This book is incredibly informative and beneficial for data scientists and software developers specializing in image processing and computer vision. This book will assist you in learning Python-based image-processing algorithms and their uses. You will learn about image processing using the OpenCV library in this book. Use TensorFlow, Scikit-Learn, NumPy, as well as other libraries are covered in this book. The use of machine learning and deep learning algorithms for image processing, and then how to apply these techniques to five real-world applications, will all be covered in this course. Real-world examples are used to clarify every concept in Practical Machine Learning and Image Processing. You will be able to use image processing techniques and create machine learning models for specific applications after finishing this book.
One of the most popular AI strategies for many businesses, organizations, and people involved in automation is machine learning (ML). ML algorithms can now analyze images in the same way as our brains do when dealing with visual data. Nearly everywhere uses them, including self-driving cars, automating arduous manual labor, face recognition when taking pictures on smartphones, and everything in between.
Processing images using machine learning:
Machine learning algorithms frequently follow a set pipeline or set of steps when learning from data. Let’s model a useful algorithm for an Image Processing use case using a generic example of the same.
First of all, in order to learn and predict outcomes with great accuracy, ML algorithms require a sizeable volume of high-quality data. As a result, we must ensure that the photos are correctly edited, labelled, and suitable for ML image processing. This is where Computer Vision (CV), a field concerned with machines being able to understand the image data, comes into play.

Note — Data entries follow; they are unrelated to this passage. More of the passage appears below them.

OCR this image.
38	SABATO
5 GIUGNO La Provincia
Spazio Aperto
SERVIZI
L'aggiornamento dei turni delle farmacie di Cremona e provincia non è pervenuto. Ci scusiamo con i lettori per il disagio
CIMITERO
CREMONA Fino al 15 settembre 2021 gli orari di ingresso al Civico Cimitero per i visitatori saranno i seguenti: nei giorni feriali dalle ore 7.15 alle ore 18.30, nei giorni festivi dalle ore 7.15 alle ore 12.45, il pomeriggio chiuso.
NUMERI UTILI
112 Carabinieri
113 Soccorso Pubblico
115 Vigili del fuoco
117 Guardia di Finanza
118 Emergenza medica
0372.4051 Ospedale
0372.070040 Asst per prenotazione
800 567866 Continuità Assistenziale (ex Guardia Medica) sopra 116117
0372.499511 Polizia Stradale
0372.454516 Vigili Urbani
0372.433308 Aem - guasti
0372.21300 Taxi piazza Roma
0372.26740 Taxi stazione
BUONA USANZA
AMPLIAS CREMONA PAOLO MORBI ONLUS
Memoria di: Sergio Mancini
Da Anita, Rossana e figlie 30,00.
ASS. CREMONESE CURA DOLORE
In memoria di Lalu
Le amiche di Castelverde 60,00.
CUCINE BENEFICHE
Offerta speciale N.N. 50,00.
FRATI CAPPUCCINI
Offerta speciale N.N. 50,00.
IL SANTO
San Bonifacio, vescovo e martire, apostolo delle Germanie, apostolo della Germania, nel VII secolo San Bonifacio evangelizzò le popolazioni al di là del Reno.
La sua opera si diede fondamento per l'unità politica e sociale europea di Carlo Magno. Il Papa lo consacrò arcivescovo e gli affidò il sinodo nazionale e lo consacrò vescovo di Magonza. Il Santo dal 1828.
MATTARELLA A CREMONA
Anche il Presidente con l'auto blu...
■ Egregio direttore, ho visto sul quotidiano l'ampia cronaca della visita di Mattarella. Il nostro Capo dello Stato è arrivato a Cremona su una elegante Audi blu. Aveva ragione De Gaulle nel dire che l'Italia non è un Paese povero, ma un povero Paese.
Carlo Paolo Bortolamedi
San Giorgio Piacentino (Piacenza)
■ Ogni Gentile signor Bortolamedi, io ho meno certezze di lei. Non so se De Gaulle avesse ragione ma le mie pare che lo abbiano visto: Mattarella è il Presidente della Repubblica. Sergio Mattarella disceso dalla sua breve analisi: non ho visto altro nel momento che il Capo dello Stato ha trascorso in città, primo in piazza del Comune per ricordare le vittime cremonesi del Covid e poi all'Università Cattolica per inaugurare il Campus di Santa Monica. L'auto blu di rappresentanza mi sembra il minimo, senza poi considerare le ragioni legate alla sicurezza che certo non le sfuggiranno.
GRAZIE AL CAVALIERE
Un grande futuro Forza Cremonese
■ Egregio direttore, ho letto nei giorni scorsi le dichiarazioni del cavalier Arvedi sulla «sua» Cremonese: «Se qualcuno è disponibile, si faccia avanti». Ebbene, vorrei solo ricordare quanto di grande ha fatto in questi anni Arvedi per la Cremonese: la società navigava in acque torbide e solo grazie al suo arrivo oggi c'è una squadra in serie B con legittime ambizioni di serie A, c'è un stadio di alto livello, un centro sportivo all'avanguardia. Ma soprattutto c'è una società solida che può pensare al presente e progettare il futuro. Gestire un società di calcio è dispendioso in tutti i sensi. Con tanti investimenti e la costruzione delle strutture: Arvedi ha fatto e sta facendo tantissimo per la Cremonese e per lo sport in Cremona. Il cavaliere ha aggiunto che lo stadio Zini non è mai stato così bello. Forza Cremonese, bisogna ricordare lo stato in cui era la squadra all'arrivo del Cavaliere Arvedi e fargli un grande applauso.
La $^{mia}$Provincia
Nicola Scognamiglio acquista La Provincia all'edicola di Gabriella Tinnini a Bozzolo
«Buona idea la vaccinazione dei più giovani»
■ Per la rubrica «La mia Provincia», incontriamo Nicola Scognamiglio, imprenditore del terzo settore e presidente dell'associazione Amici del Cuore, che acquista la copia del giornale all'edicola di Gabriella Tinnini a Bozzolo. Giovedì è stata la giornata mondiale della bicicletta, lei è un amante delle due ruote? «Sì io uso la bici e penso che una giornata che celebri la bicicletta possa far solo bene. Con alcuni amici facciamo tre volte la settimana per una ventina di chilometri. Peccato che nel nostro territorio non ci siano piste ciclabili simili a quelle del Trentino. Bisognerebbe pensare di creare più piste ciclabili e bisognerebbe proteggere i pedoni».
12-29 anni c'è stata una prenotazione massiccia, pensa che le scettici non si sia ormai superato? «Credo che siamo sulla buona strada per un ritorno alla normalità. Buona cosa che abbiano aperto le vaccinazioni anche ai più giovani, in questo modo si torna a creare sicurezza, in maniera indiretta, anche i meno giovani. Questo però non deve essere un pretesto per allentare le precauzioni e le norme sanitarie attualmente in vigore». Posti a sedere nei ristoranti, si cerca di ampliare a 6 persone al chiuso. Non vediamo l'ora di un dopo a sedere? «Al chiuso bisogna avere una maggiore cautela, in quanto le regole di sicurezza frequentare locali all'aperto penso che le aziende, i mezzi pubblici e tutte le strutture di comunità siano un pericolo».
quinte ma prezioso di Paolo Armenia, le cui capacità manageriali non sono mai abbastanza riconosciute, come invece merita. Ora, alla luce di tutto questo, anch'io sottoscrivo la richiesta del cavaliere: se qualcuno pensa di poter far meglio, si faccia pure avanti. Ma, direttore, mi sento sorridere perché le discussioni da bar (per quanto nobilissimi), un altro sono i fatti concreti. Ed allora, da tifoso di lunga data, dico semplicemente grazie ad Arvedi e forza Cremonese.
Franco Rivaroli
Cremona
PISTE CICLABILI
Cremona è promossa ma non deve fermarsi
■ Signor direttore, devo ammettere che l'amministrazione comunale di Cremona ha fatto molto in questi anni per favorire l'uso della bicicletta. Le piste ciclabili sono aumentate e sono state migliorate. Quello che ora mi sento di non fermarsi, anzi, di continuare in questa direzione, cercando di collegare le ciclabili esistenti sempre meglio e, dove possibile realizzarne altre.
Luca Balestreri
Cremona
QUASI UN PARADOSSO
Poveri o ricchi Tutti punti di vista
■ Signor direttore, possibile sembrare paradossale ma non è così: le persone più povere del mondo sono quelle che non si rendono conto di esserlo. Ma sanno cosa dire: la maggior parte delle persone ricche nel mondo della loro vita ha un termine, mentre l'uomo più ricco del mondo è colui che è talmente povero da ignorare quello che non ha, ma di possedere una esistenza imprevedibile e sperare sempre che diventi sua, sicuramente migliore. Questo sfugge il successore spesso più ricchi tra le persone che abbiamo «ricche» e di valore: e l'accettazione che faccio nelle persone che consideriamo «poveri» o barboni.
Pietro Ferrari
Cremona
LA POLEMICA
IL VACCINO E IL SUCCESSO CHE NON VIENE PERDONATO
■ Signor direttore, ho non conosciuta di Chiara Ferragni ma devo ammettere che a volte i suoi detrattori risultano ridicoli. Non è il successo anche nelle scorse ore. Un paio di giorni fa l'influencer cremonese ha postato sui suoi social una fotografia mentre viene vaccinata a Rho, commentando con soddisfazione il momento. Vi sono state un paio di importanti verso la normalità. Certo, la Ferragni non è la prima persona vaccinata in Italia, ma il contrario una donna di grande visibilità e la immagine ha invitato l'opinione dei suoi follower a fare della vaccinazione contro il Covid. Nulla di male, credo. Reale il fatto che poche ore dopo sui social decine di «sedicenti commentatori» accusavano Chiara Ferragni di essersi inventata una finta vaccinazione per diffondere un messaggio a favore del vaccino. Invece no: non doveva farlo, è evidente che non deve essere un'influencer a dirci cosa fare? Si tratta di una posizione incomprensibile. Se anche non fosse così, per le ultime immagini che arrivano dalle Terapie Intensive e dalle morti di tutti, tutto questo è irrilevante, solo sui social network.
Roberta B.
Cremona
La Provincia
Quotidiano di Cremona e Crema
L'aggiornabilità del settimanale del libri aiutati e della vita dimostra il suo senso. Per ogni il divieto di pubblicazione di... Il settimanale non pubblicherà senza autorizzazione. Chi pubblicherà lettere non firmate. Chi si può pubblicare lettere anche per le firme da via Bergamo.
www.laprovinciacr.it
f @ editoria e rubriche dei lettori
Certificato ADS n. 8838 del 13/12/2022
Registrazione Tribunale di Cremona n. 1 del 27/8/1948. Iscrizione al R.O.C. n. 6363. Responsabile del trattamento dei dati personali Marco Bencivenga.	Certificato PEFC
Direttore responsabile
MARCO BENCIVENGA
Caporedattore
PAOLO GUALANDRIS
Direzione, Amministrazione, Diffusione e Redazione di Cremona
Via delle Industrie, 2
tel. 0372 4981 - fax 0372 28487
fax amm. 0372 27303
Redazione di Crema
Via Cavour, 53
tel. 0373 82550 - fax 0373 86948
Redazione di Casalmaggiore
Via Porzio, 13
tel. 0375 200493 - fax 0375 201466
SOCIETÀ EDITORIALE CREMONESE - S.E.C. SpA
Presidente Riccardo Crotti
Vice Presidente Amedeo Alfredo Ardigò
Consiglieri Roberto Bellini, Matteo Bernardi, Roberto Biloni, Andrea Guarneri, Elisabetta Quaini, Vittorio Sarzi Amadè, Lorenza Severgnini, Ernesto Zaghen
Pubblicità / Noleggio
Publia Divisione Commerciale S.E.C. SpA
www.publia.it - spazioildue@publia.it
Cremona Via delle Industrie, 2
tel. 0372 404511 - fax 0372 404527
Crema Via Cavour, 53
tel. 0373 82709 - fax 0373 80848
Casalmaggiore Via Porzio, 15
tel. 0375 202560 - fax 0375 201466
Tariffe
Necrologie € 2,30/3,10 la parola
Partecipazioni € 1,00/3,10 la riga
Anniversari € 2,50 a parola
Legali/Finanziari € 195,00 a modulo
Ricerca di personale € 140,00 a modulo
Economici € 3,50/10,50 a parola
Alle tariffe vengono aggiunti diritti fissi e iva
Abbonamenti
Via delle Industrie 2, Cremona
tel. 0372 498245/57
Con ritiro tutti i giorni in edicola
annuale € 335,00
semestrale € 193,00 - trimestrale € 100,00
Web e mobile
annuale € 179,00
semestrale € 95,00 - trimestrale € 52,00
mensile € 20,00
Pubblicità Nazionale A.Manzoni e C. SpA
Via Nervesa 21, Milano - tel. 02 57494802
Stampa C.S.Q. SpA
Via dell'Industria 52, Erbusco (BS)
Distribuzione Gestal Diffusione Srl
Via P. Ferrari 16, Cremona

We may process, load, transform, and otherwise work with photos using CV to create a perfect dataset for the machine learning algorithm.

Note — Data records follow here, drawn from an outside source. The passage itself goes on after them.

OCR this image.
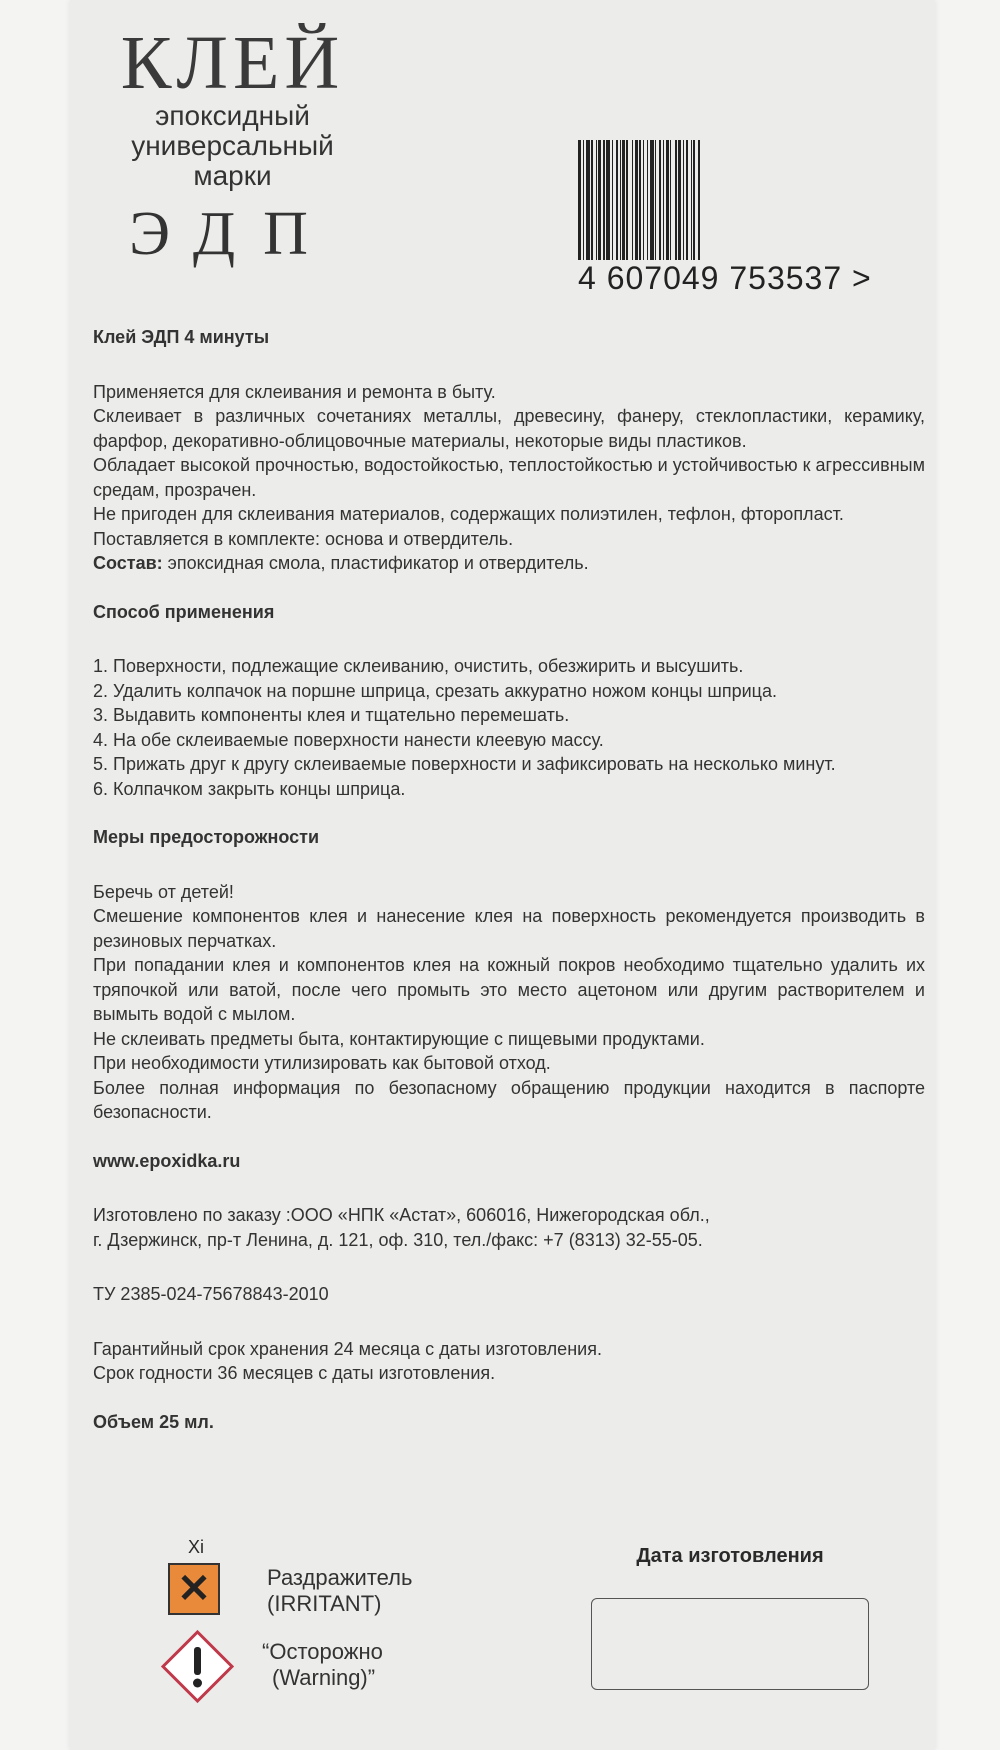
КЛЕЙ
эпоксидный
универсальный
марки
ЭДП
4 607049 753537 >
Клей ЭДП 4 минуты
Применяется для склеивания и ремонта в быту.
Склеивает в различных сочетаниях металлы, древесину, фанеру, стеклопластики, керамику, фарфор, декоративно-облицовочные материалы, некоторые виды пластиков.
Обладает высокой прочностью, водостойкостью, теплостойкостью и устойчивостью к агрессивным средам, прозрачен.
Не пригоден для склеивания материалов, содержащих полиэтилен, тефлон, фторопласт.
Поставляется в комплекте: основа и отвердитель.
Состав: эпоксидная смола, пластификатор и отвердитель.
Способ применения
1. Поверхности, подлежащие склеиванию, очистить, обезжирить и высушить.
2. Удалить колпачок на поршне шприца, срезать аккуратно ножом концы шприца.
3. Выдавить компоненты клея и тщательно перемешать.
4. На обе склеиваемые поверхности нанести клеевую массу.
5. Прижать друг к другу склеиваемые поверхности и зафиксировать на несколько минут.
6. Колпачком закрыть концы шприца.
Меры предосторожности
Беречь от детей!
Смешение компонентов клея и нанесение клея на поверхность рекомендуется производить в резиновых перчатках.
При попадании клея и компонентов клея на кожный покров необходимо тщательно удалить их тряпочкой или ватой, после чего промыть это место ацетоном или другим растворителем и вымыть водой с мылом.
Не склеивать предметы быта, контактирующие с пищевыми продуктами.
При необходимости утилизировать как бытовой отход.
Более полная информация по безопасному обращению продукции находится в паспорте безопасности.
www.epoxidka.ru
Изготовлено по заказу :ООО «НПК «Астат», 606016, Нижегородская обл.,
г. Дзержинск, пр-т Ленина, д. 121, оф. 310, тел./факс: +7 (8313) 32-55-05.
ТУ 2385-024-75678843-2010
Гарантийный срок хранения 24 месяца с даты изготовления.
Срок годности 36 месяцев с даты изготовления.
Объем 25 мл.
Xi
✕	Раздражитель
(IRRITANT)
“Осторожно
(Warning)”
Дата изготовления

The processed data are then utilised in the following phase, which involves selecting and creating a machine-learning algorithm to categorise novel feature vectors given a large database of feature vectors with established classifications. We must select the best method for this; the most well-liked ones include Bayesian Nets, Decision Trees, Genetic Algorithms, Nearest Neighbors, and Neural Nets, among others.
Topics covered by book:
- Chapter 1 is about set up Environment in which we will study about installation of Anaconda, window Ubuntu and test installation as well as the virtual environments.
- Next chapter is about image processing in which we discuss the image file format as well as different image concepts.
- In chapter 3 we will first study the basic concepts of python then we will learn about scikit image.
- After that we will study about Advanced images processing using openCv in which we will discuss images blending and changes of shape etc.
- Chapter 5 is about image processing using machine learning.
- In the last Chapter we study real time use cases like recognizing and detecting faces and tracking movements etc.